Les Jeux olympiques sont désormais devenus un « mastodonte » qui ne peut pas s’adapter aux changements. Et actuellement ce n’est pas une guerre, un typhon ou un tremblement de terre, mais un virus invisible à l’oeil nu qui menace et ronge lentement les Jeux olympiques. Si le mastodonte veut bouger, alors il faudra déplacer les autres éléphants. Mais il est difficile de trouver autant d’espace. Sans le vouloir, la pandémie du coronavirus a exposé l’envers du décor de l’industrie des compétitions sportives internationales.

Les réformes olympiques de l’Agenda 2020

Le président du CIO Thomas Bach veut changer les choses pour les JO de Tokyo. Après avoir pris ses fonctions en septembre 2013, Bach a annoncé une politique de réformes l’année suivante, appelée « Agenda olympique 2020 ». Médaillé d’or olympique de fleuret par équipe en 1976, il a ensuite poursuivi une carrière d’avocat. Réaliste et pragmatique, il est aussi connu pour être un excellent coordinateur.

Le nombre « 2020 » comporte deux significations : l’année des JO de Tokyo bien sûr, mais aussi l’objectif de suivre une feuille de route « 20 + 20 », soit 40 propositions de réformes.

L’agenda comporte notamment l’idée d’organiser certaines épreuves en dehors de la ville hôte, et même à l’étranger. Pour les JO de Tokyo, le marathon sera par exemple couru à Sapporo, en raison de l’extrême chaleur attendue dans la capitale nippone. Cependant, au lieu de contenir les énormes dépenses liées à l’organisation des JO, cette initiative a au final augmenté les coûts.

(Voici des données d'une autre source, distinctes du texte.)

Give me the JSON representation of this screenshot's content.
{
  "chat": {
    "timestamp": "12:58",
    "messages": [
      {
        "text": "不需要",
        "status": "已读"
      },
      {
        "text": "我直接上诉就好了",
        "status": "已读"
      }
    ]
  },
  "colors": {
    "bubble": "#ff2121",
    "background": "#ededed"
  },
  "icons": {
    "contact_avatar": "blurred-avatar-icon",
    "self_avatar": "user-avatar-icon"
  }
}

En ce qui concerne le nombre de sports, jusqu’alors limité à 28, le règlement change. Il ne se base plus sur le nombre de sports mais sur le nombre d’épreuves, limitées à 310. Pour donner un exemple, l’athlétisme est un sport qui contient différentes épreuves telles que le marathon féminin ou le 100 mètres masculin.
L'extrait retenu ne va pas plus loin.